MR. ZIENTS: Dr. Walensky?
DR. WALENSKY: Yeah, may I take this?
So, thank you, Ebony, for that question. We carefully looked at this issue of myocarditis for our 5- to 11-year-olds because of exactly the question. And that is among the reasons that the dose was changed to a lower dose — one third of the dose.
And I do want to highlight that in the clinical trials that Dr. Fauci noted, there were no cases of myocarditis in the children between the ages of 5 to 11. The CDC has previously, as has the FDA, thoroughly reviewed the data and the evidence in our older age groups as well as our adolescents, and have demonstrated that there’s absolute benefit to vaccination over the risk of COVID and especially the risk of COVID-induced myocarditis.
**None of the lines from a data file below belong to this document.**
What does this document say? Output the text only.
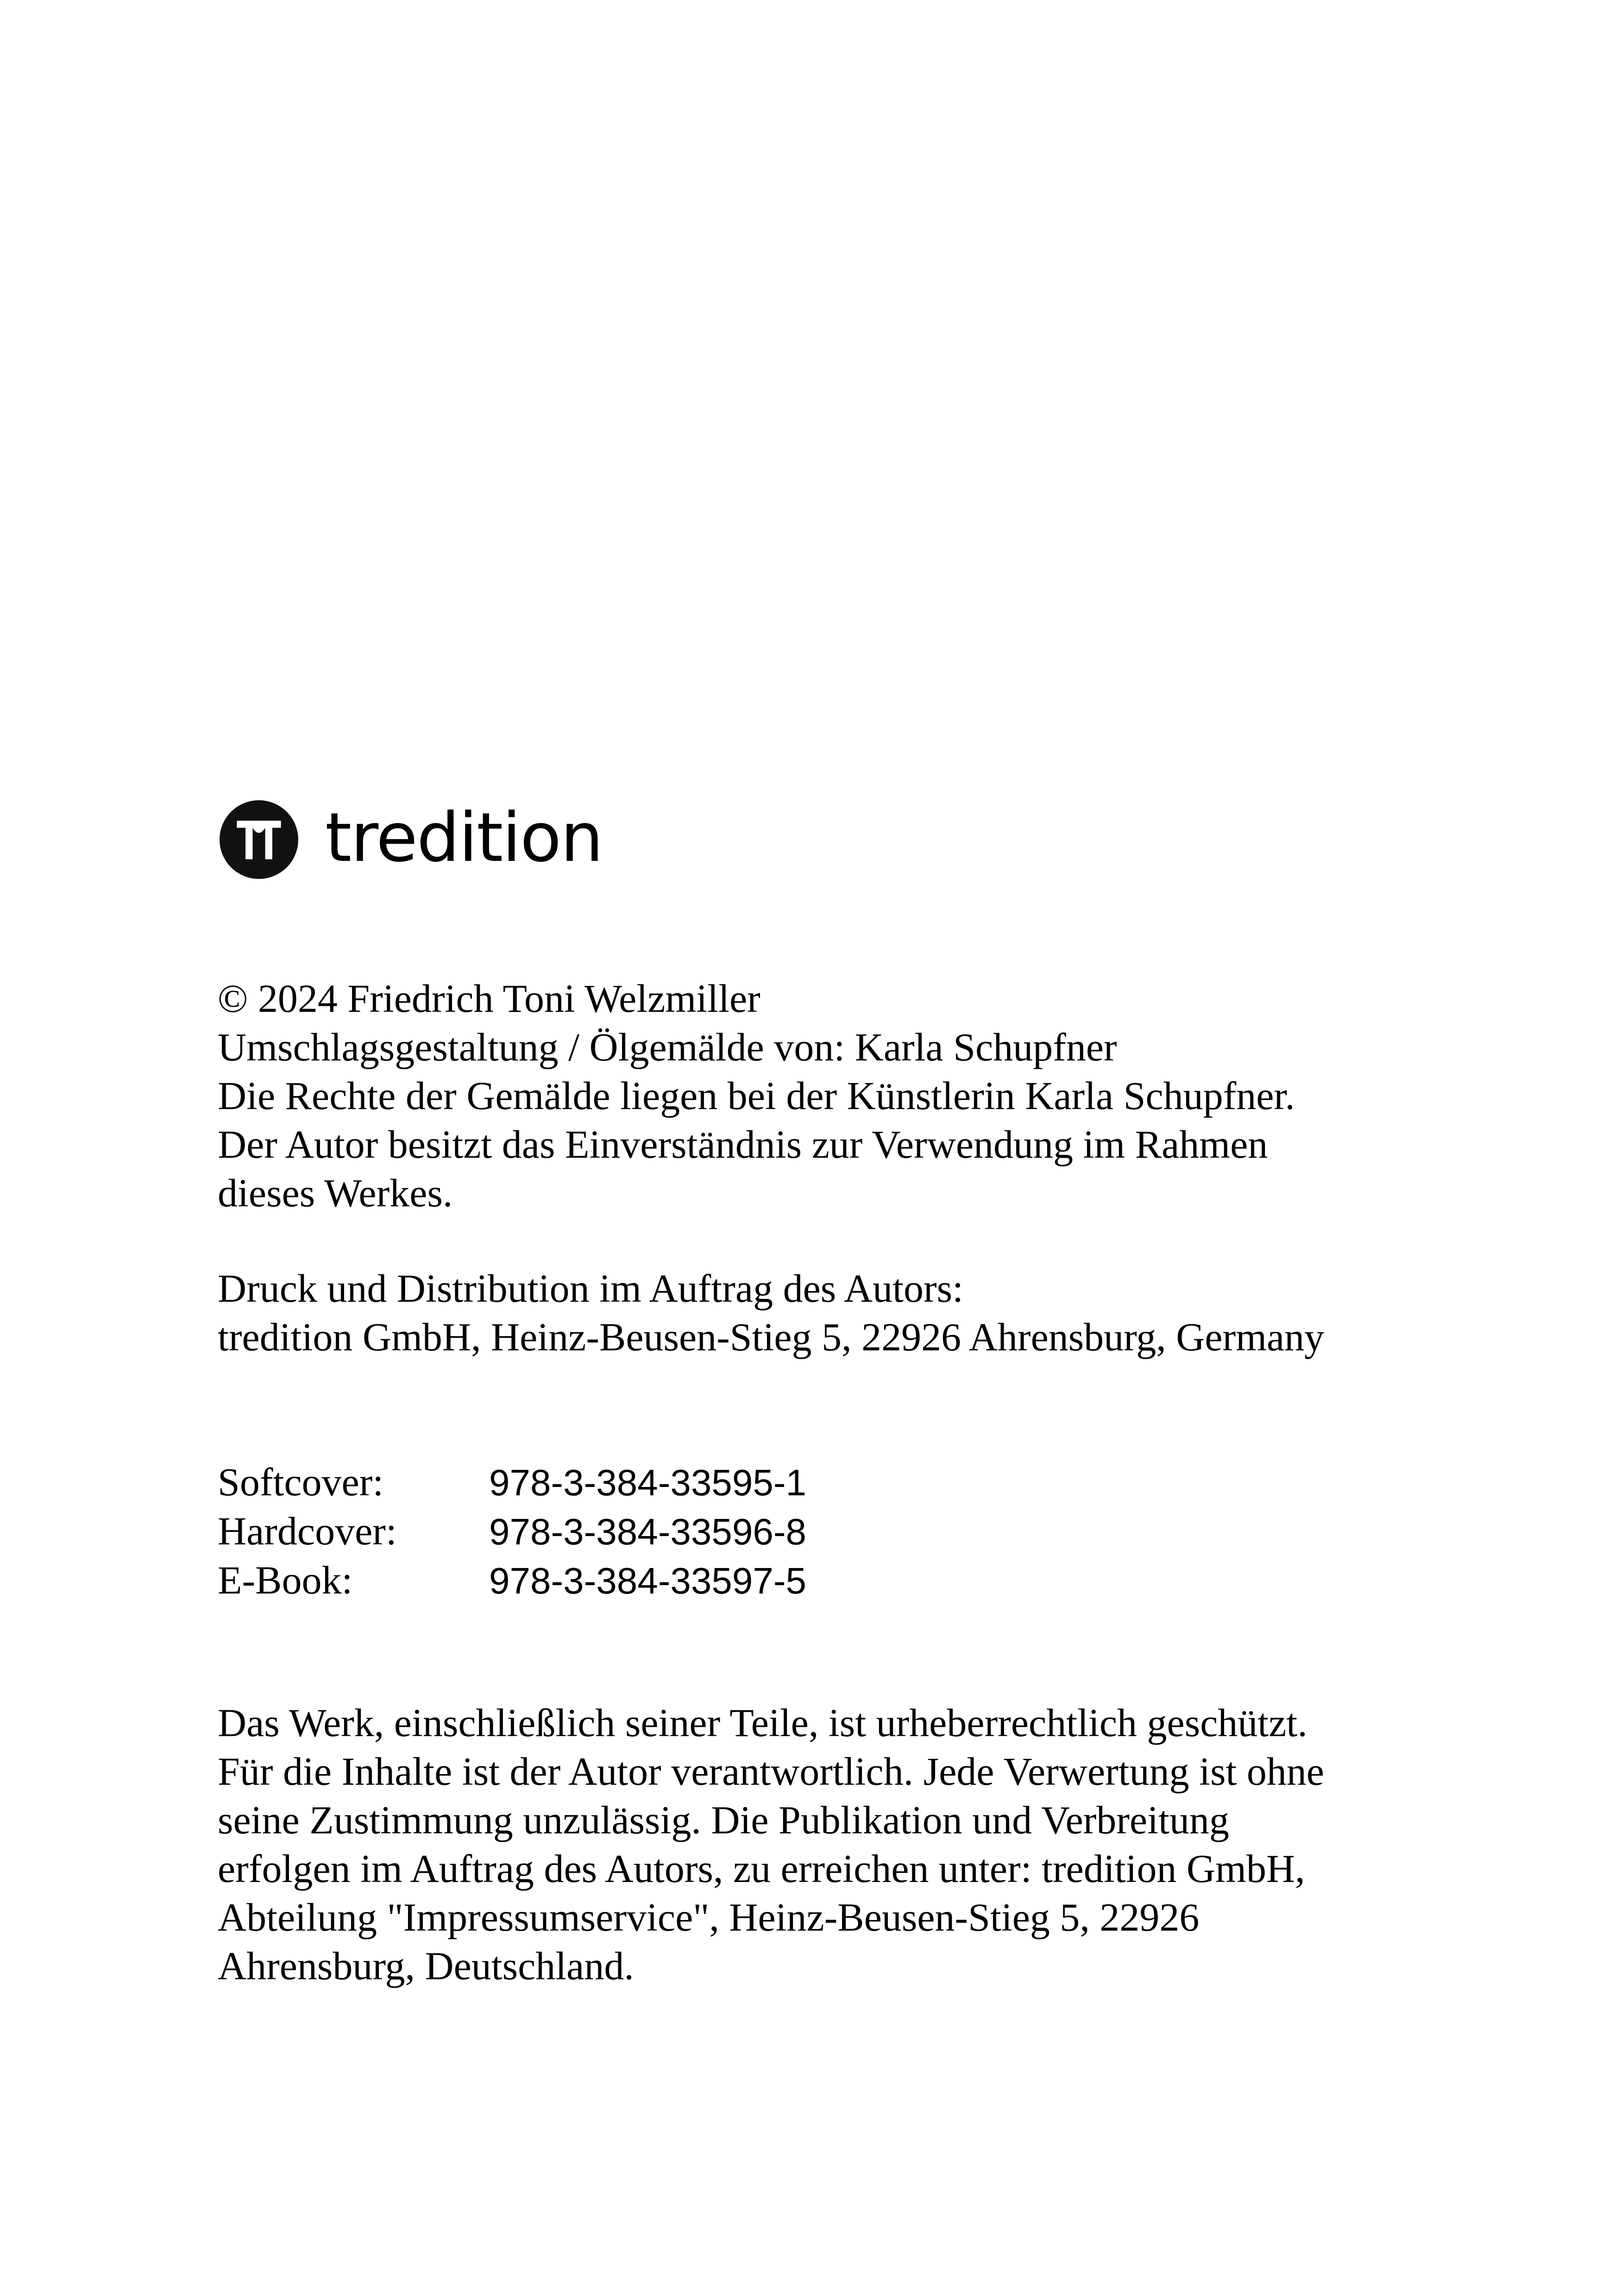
tredition
© 2024 Friedrich Toni Welzmiller
Umschlagsgestaltung / Ölgemälde von: Karla Schupfner
Die Rechte der Gemälde liegen bei der Künstlerin Karla Schupfner.
Der Autor besitzt das Einverständnis zur Verwendung im Rahmen
dieses Werkes.
Druck und Distribution im Auftrag des Autors:
tredition GmbH, Heinz-Beusen-Stieg 5, 22926 Ahrensburg, Germany
Softcover:	978-3-384-33595-1
Hardcover: 978-3-384-33596-8
E-Book:	978-3-384-33597-5
Das Werk, einschließlich seiner Teile, ist urheberrechtlich geschützt.
Für die Inhalte ist der Autor verantwortlich. Jede Verwertung ist ohne
seine Zustimmung unzulässig. Die Publikation und Verbreitung
erfolgen im Auftrag des Autors, zu erreichen unter: tredition GmbH,
Abteilung "Impressumservice", Heinz-Beusen-Stieg 5, 22926
Ahrensburg, Deutschland.
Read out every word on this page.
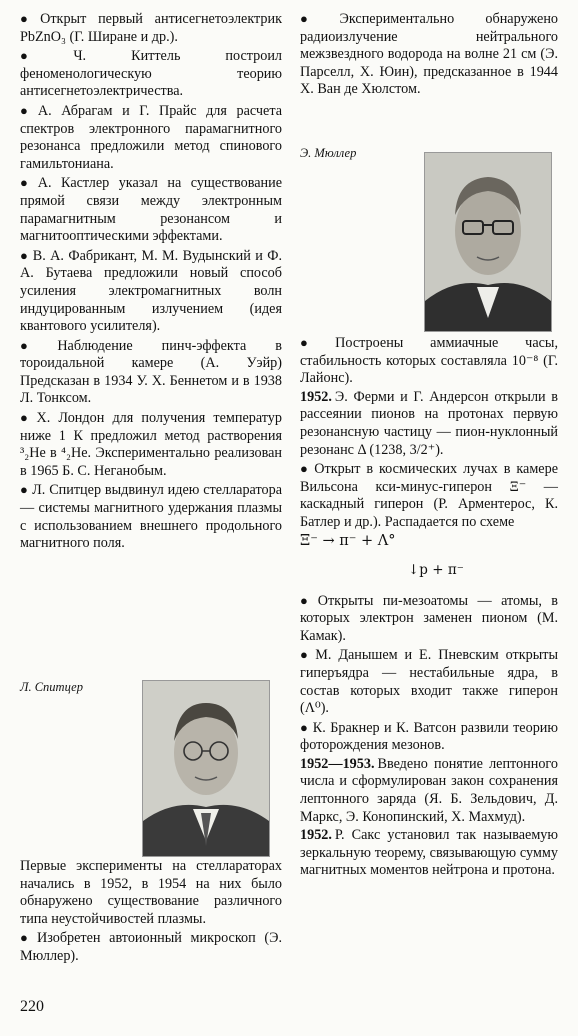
● Открыт первый антисегнетоэлектрик PbZnO₃ (Г. Ширане и др.).

● Ч. Киттель построил феноменологическую теорию антисегнетоэлектричества.

● А. Абрагам и Г. Прайс для расчета спектров электронного парамагнитного резонанса предложили метод спинового гамильтониана.

● А. Кастлер указал на существование прямой связи между электронным парамагнитным резонансом и магнитооптическими эффектами.

● В. А. Фабрикант, М. М. Вудынский и Ф. А. Бутаева предложили новый способ усиления электромагнитных волн индуцированным излучением (идея квантового усилителя).

● Наблюдение пинч-эффекта в тороидальной камере (А. Уэйр) Предсказан в 1934 У. Х. Беннетом и в 1938 Л. Тонксом.

● Х. Лондон для получения температур ниже 1 К предложил метод растворения ³₂He в ⁴₂He. Экспериментально реализован в 1965 Б. С. Неганобым.

● Л. Спитцер выдвинул идею стелларатора — системы магнитного удержания плазмы с использованием внешнего продольного магнитного поля.

Л. Спитцер

Первые эксперименты на стеллараторах начались в 1952, в 1954 на них было обнаружено существование различного типа неустойчивостей плазмы.

● Изобретен автоионный микроскоп (Э. Мюллер).

● Экспериментально обнаружено радиоизлучение нейтрального межзвездного водорода на волне 21 см (Э. Парселл, Х. Юин), предсказанное в 1944 Х. Ван де Хюлстом.

Э. Мюллер

● Построены аммиачные часы, стабильность которых составляла 10⁻⁸ (Г. Лайонс).

1952. Э. Ферми и Г. Андерсон открыли в рассеянии пионов на протонах первую резонансную частицу — пион-нуклонный резонанс Δ (1238, 3/2⁺).

● Открыт в космических лучах в камере Вильсона кси-минус-гиперон Ξ⁻ — каскадный гиперон (Р. Арментерос, К. Батлер и др.). Распадается по схеме

Ξ⁻ → π⁻ + Λ°

↓p + π⁻

● Открыты пи-мезоатомы — атомы, в которых электрон заменен пионом (М. Камак).

● М. Данышем и Е. Пневским открыты гиперъядра — нестабильные ядра, в состав которых входит также гиперон (Λ⁰).

● К. Бракнер и К. Ватсон развили теорию фоторождения мезонов.

1952—1953. Введено понятие лептонного числа и сформулирован закон сохранения лептонного заряда (Я. Б. Зельдович, Д. Маркс, Э. Конопинский, Х. Махмуд).

1952. Р. Сакс установил так называемую зеркальную теорему, связывающую сумму магнитных моментов нейтрона и протона.

220
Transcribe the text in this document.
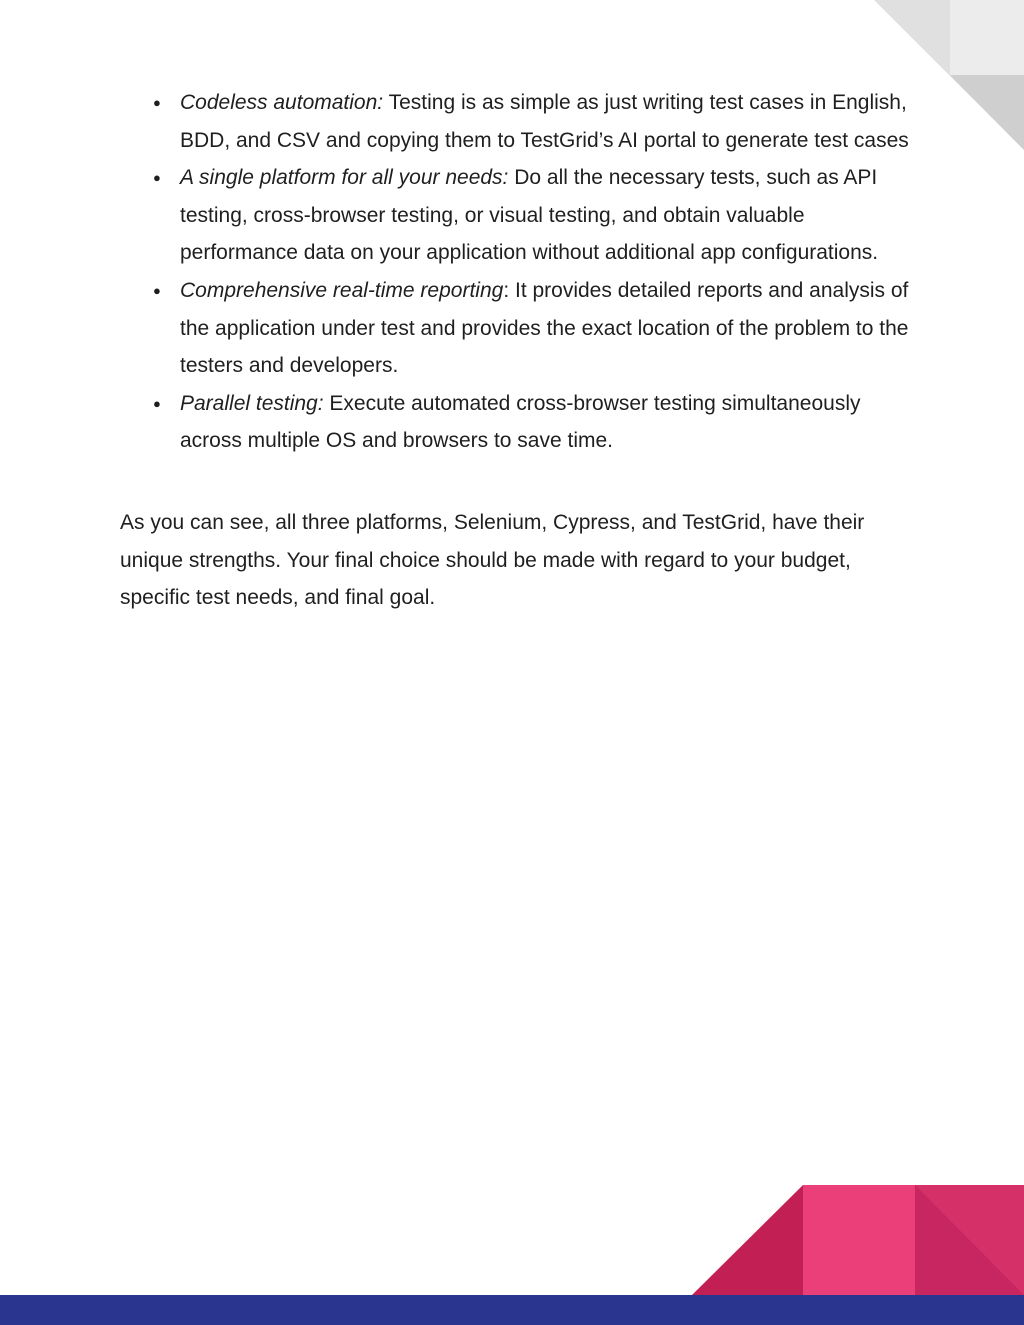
● Codeless automation: Testing is as simple as just writing test cases in English, BDD, and CSV and copying them to TestGrid’s AI portal to generate test cases
● A single platform for all your needs: Do all the necessary tests, such as API testing, cross-browser testing, or visual testing, and obtain valuable performance data on your application without additional app configurations.
● Comprehensive real-time reporting: It provides detailed reports and analysis of the application under test and provides the exact location of the problem to the testers and developers.
● Parallel testing: Execute automated cross-browser testing simultaneously across multiple OS and browsers to save time.

As you can see, all three platforms, Selenium, Cypress, and TestGrid, have their unique strengths. Your final choice should be made with regard to your budget, specific test needs, and final goal.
MR. ZIENTS: Next question, please.
MODERATOR: Josh Wingrove at Bloomberg.
Q Hi, there. Thank you. Jeff, the parents today are having trouble scheduling their appointments. Can you say when Vaccines.gov will offer scheduling for the 5-to-11 age group? I know you said that this will ramp up into next week. When can people log on and get that?
And can you tell us also when you expect the OSHA rule to be released? Is that coming this week as well? And will it have an implementation period, or will it just sort of kick in immediately? Thank you.
MR. ZIENTS: So, on the OSHA rule: That will be coming quite soon — so in a matter of days, at this point. And I’ll leave the details to the rule when it’s made public by the Federal Register.
You know, after 18 months of a pandemic, as we’ve all talked about, it’s understandable that parents have anxiously awaited this day. It’s a very important day. And we share parents’ relief and enthusiasm to get their kids vaccinated.
As to scheduling, some pediatricians and some family doctors are already beginning to schedule appointments; many more will come across the coming days. By the end of this week, parents and guardians will be able to go to Vaccines.gov to find locations offering vaccinations for kids ages 5 through 11 near them.
CVS and Walgreens are already online, with more pharmacies coming online soon, so parents can schedule appointments for their kids over the coming weeks and days. And starting the week of November 8th, next week, 20,000 sites — convenient and trusted sites — will be open and the kids’ vaccination program will be fully up and running.
Last question, please.
MODERATOR: Last question. Let’s go to Christina Hall at the Detroit Free Press.
Q Thank you for taking my question. It also had to do with the Vaccines.gov website. We did not see a specific search option for the Pfizer vaccines for children ages 5 to 11. The only listing was for 12 and older. And with all of the advanced preparation, do you have a specific day this week when parents will be able to search for vaccines for children ages 5 to 11 on the website?
And why wasn’t the federal government prepared to have this search option on the website already, especially with the vaccines starting to be shipped out last week? Thank you.
MR. ZIENTS: So, it’ll be on, as I said, by the end of week, Friday. You need to get the vaccines to the sites. The sites have to be ready and up and running. That’s happening as we speak; more and more sites are coming online.
We’ll have a threshold number of sites online by Friday, and that’s when Vaccines.gov will be live. And Vaccines.gov will continue to add more and more locations — those 20,000 locations and more — across the coming days.
Thank you for today’s briefing. And we look forward to the next one.